Residents of Southern Alameda County voted to form a hospital district in 1948.  In 1954, Eden Township Hospital began operations. Today, the district no longer operates a hospital and is deeply in debt.

According to its 2014 audited financial statements, the district took out a $54 million line of credit from US Bank in 2007. Between 2010 and 2013, the bank agreed to six loan modifications – repeatedly extending payment deadlines and changing other terms of the loan agreements. Had the financing been secured through the municipal bond market rather than a more flexible bank lender, ETHD would have been required to report multiple events of default. Currently, ETHD owes US Bank $45 million payable on February 1, 2016.

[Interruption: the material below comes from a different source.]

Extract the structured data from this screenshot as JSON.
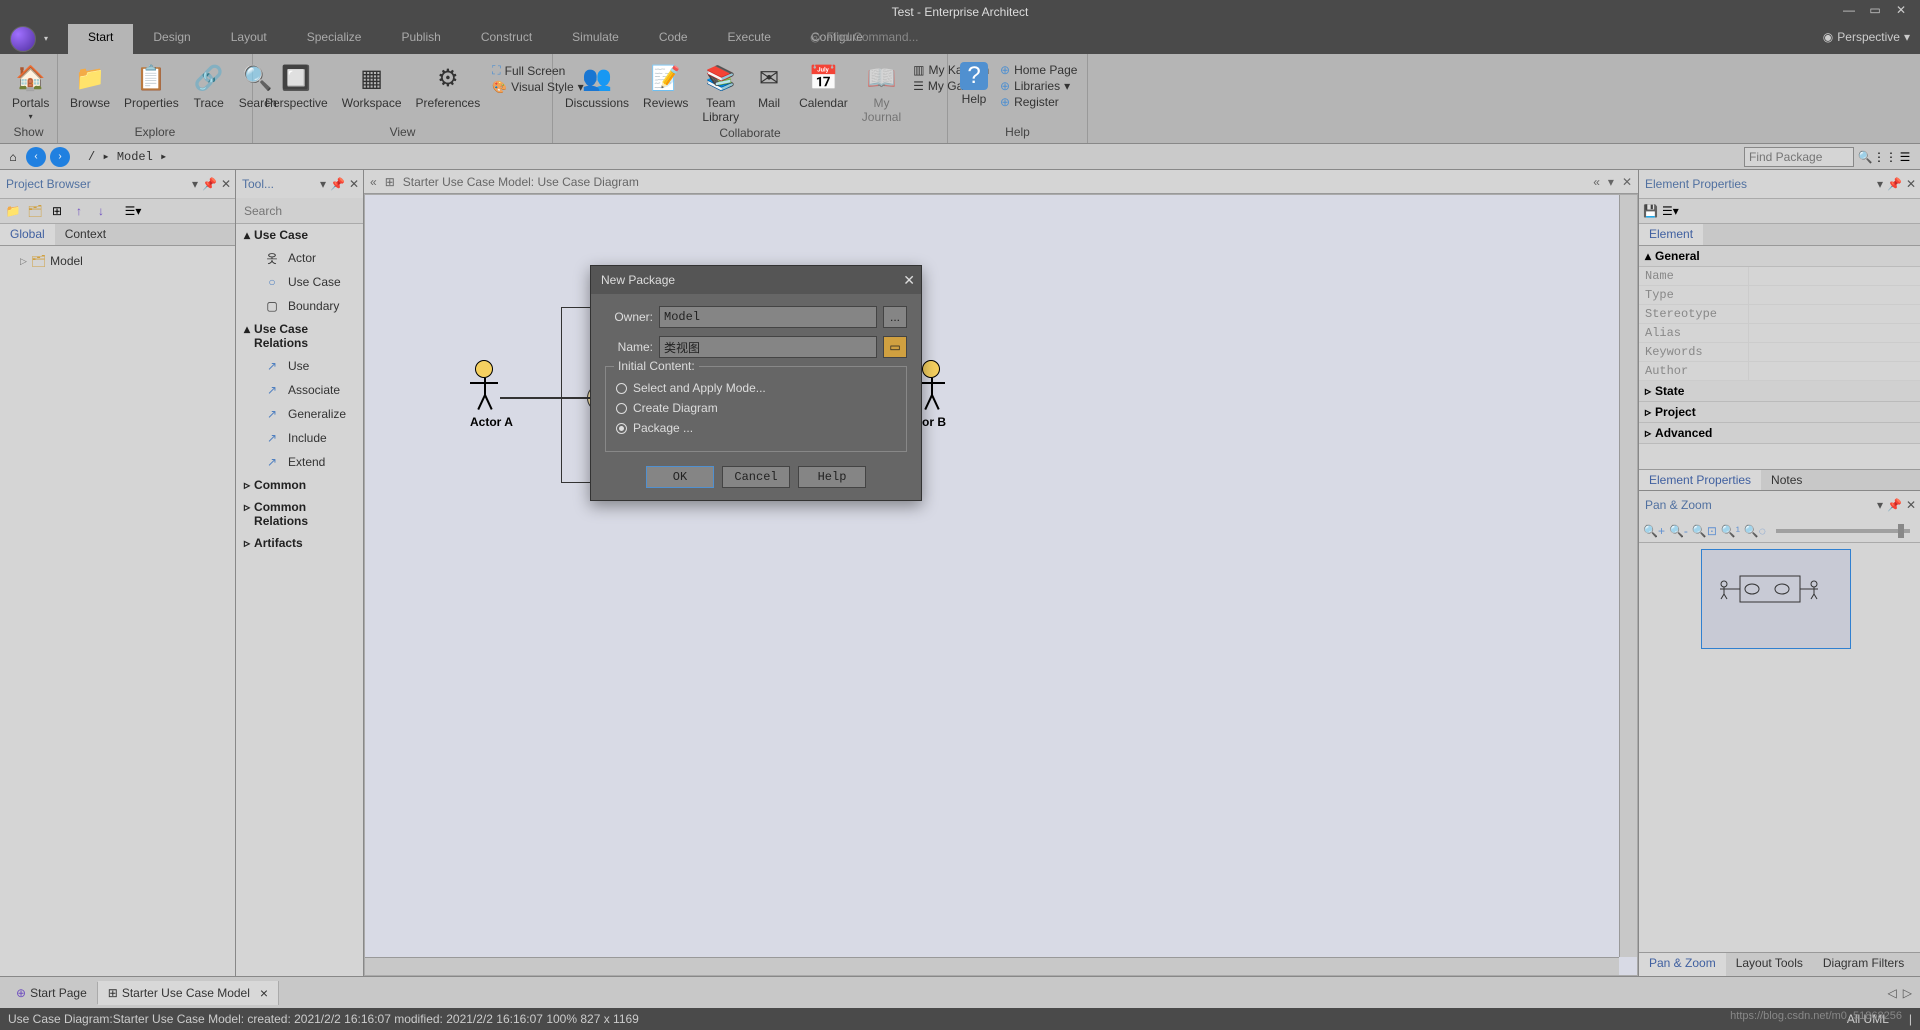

ETHD also owes $19 million to Sutter Health. This debt arose from a legal judgment that Sutter won against the district in connection with the transfer of San Leandro Hospital. In 2004, ETHD purchased San Leandro Hospital and leased it to Sutter. In 2008, it gave Sutter an option to purchase the hospital and the right to recoup any losses from operations at the time of purchase. These losses proved to be substantial and by the time Sutter acquired the hospital in 2012, the accumulated losses greatly exceeded the purchase price. ETHD tried unsuccessfully to litigate away these costs, but ultimately failed in court. On June 2013, Sutter was awarded $17.2 million including damages. By late December 2014, the debt remained unpaid and had grown to $19 million with the accrual of interest.  The district has recently sought a hardship ruling which would allow it to pay Sutter over time.

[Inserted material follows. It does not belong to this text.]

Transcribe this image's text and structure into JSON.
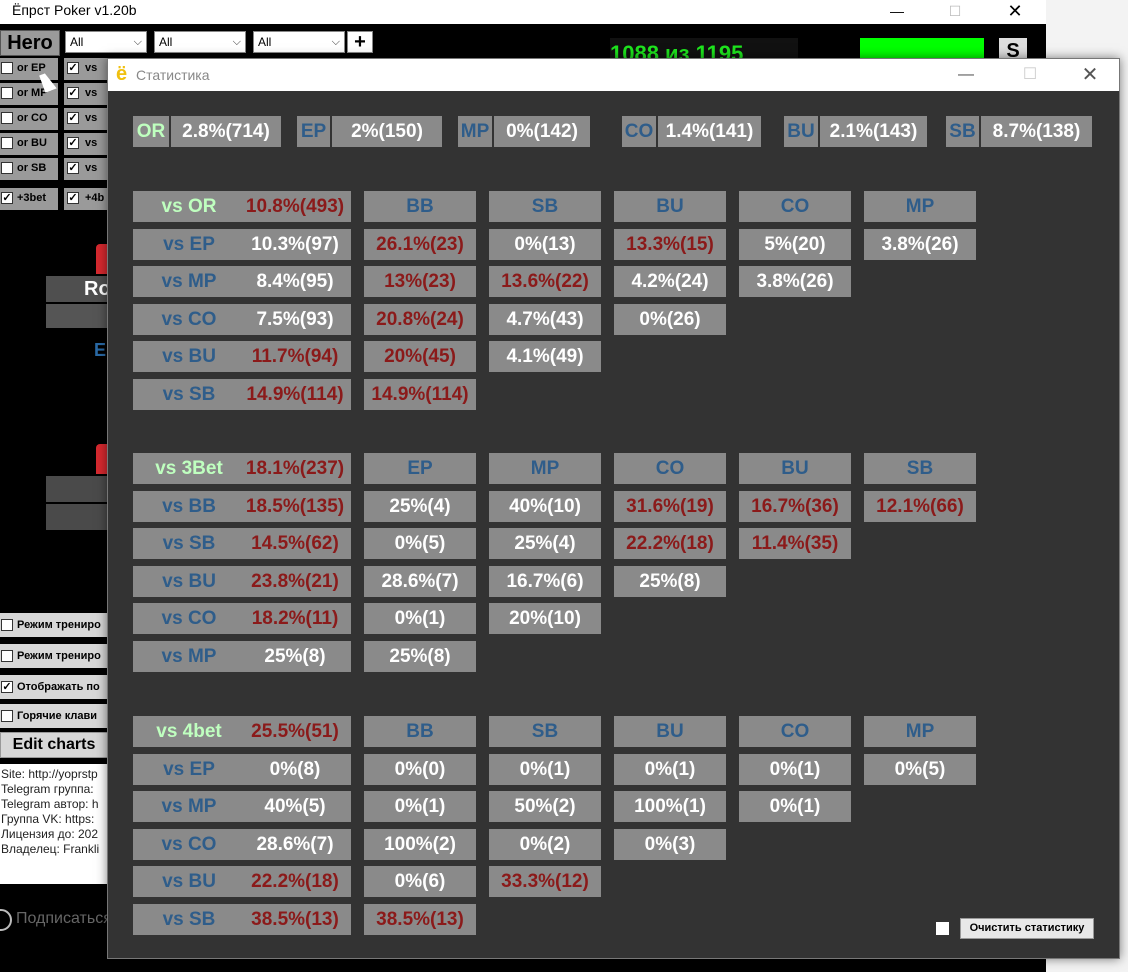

ETHD currently owns and leases three medical arts buildings. It also administers a community health grants program funded by the 1998 sale of its original facility – Eden Township Hospital. Leasing and grant-making now represent the sum total of the district’s activities.

ETHD does not currently levy taxes on its 360,000 residents, but – as a governmental entity – it has the ability to place parcel taxes on the ballot and can also petition Alameda County Supervisors for a bailout. Also, as a governmental entity, it incurs election costs whenever board members’ terms expire. Given the nature of its activities (which could be easily provided by private not-for-profits) and the liabilities it has accumulated, district residents might best be served by a bankruptcy filing and liquidation.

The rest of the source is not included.